These geometrical lines and angles are not really more the cause of our seeing objects in their proper places, than that we see them of a certain size and at a certain distance. The mind does not consider, that if this part were to be painted at the bottom of the eye, it could collect nothing from lines that it saw not. The eye looks down only to see that which is near the ground, and is uplifted to see that which is above the earth. All this might be explained and placed beyond dispute, by any person born blind, to whom the sense of sight was afterwards attained. For if this blind man, the moment that he opens his eyes, can correctly judge of distances, dimensions, and situations, it would be true that the optical angles suddenly formed in his retina were the immediate cause of his decisions. Doctor Berkeley asserts, after Locke (going even further than Locke) that neither situation, magnitude, distance, nor figure, would be any of them discerned by a blind man thus suddenly gifted with sight.

In fact a man, born blind, was found in 1729, by whom this question was indubitably decided. The famous Cheselden, one of those celebrated surgeons who join manual skill to the most enlightened minds, imagined that he could give sight to this blind man by couching, and proposed the operation. The patient was with great difficulty brought to consent to it. He did not conceive that the sense of sight could much augment his pleasures. Except that he desired to be able to read and write, he cared indeed little about seeing. He proved by this indifference, that it is impossible to be rendered unhappy by the privation of pleasures of which we have never formed an idea,—a very important truth. However this may be, the operation was performed, and succeeded. This young

man at fourteen years of age saw the light for the first time, and his experience confirmed all that Locke and Berkeley had so ably foreseen. For a long time he distinguished neither dimension, distance, nor form. An object about the size of an inch, which was placed before his eyes, and which concealed a house from him, appeared as large as the house itself. All that he saw seemed to touch his eyes, and to touch them as objects of feeling touch the skin. He could not at first distinguish that which, by the aid of his hands, he had thought round, from that which he had supposed square; nor could he discern, with his eyes, if that which his hands had felt to be tall and short, were so in reality. He was so far from knowing any thing about magnitude, that after having at last conceived by his sight that his house was larger than his chamber, he could not conceive how sight could give him this idea. It was not until after two months' experience he could discover that pictures represented existing bodies; and when, after this long development of his new sense in him, he perceived that bodies, and not surfaces only, were painted in the pictures, he took them in his hands, and was astonished at not finding those solid bodies of which he had began to perceive the representation, and demanded which was the deceiver, the sense of feeling or that of sight.

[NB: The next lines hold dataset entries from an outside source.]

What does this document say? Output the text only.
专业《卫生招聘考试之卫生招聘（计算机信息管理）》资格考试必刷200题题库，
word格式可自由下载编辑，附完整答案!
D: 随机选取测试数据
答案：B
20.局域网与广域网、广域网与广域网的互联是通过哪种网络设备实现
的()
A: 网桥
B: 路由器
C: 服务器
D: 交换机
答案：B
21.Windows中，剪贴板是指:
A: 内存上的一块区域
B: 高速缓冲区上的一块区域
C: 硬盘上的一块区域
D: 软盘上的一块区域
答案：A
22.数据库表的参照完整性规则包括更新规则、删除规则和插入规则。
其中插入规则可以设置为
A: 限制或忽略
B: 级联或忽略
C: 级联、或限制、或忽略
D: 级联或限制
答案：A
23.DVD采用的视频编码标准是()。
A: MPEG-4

Thus was it irrevocably decided, that the manner in which we see things follows not immediately from the angles formed in the eye. These mathematical angles were in the eyes of this man the same as in our own, and were of no use to him, without the help of experience and of his other senses.

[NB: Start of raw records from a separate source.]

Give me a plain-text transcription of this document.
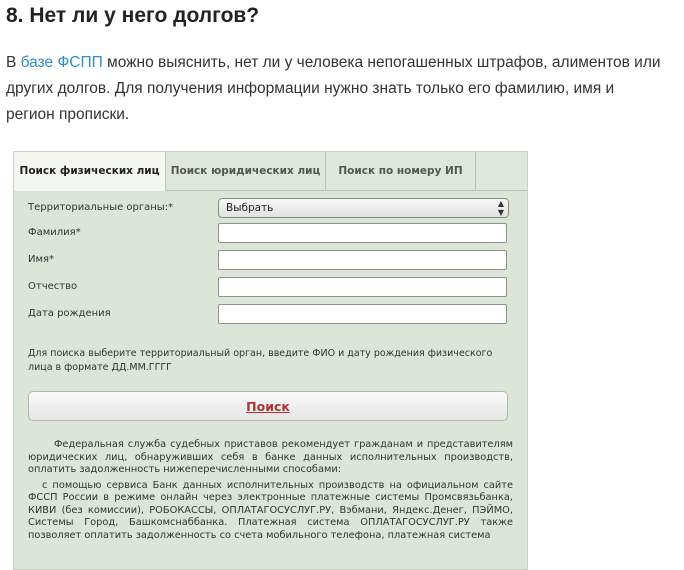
8. Нет ли у него долгов?
В базе ФСПП можно выяснить, нет ли у человека непогашенных штрафов, алиментов или других долгов. Для получения информации нужно знать только его фамилию, имя и регион прописки.
Поиск физических лиц	Поиск юридических лиц	Поиск по номеру ИП
Территориальные органы:*	Выбрать	▲
▼
Фамилия*
Имя*
Отчество
Дата рождения
Для поиска выберите территориальный орган, введите ФИО и дату рождения физического лица в формате ДД.ММ.ГГГГ
Поиск

Федеральная служба судебных приставов рекомендует гражданам и представителям юридических лиц, обнаруживших себя в банке данных исполнительных производств, оплатить задолженность нижеперечисленными способами:

с помощью сервиса Банк данных исполнительных производств на официальном сайте ФССП России в режиме онлайн через электронные платежные системы Промсвязьбанка, КИВИ (без комиссии), РОБОКАССЫ, ОПЛАТАГОСУСЛУГ.РУ, Вэбмани, Яндекс.Денег, ПЭЙМО, Системы Город, Башкомснаббанка. Платежная система ОПЛАТАГОСУСЛУГ.РУ также позволяет оплатить задолженность со счета мобильного телефона, платежная система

The adventure of the man born blind was known in France towards the year 1735. The author of the Elements of Newton, who had seen a great deal of Cheselden, made mention of this important discovery, but did not take much notice of it. And even when the same operation of the cataract was performed at Paris on a young man who was said to have been deprived of sight from his cradle, the operators neglected to attend to the daily development of the sense of sight

in him, and to the progress of nature. The fruit of this operation was therefore lost to philosophy.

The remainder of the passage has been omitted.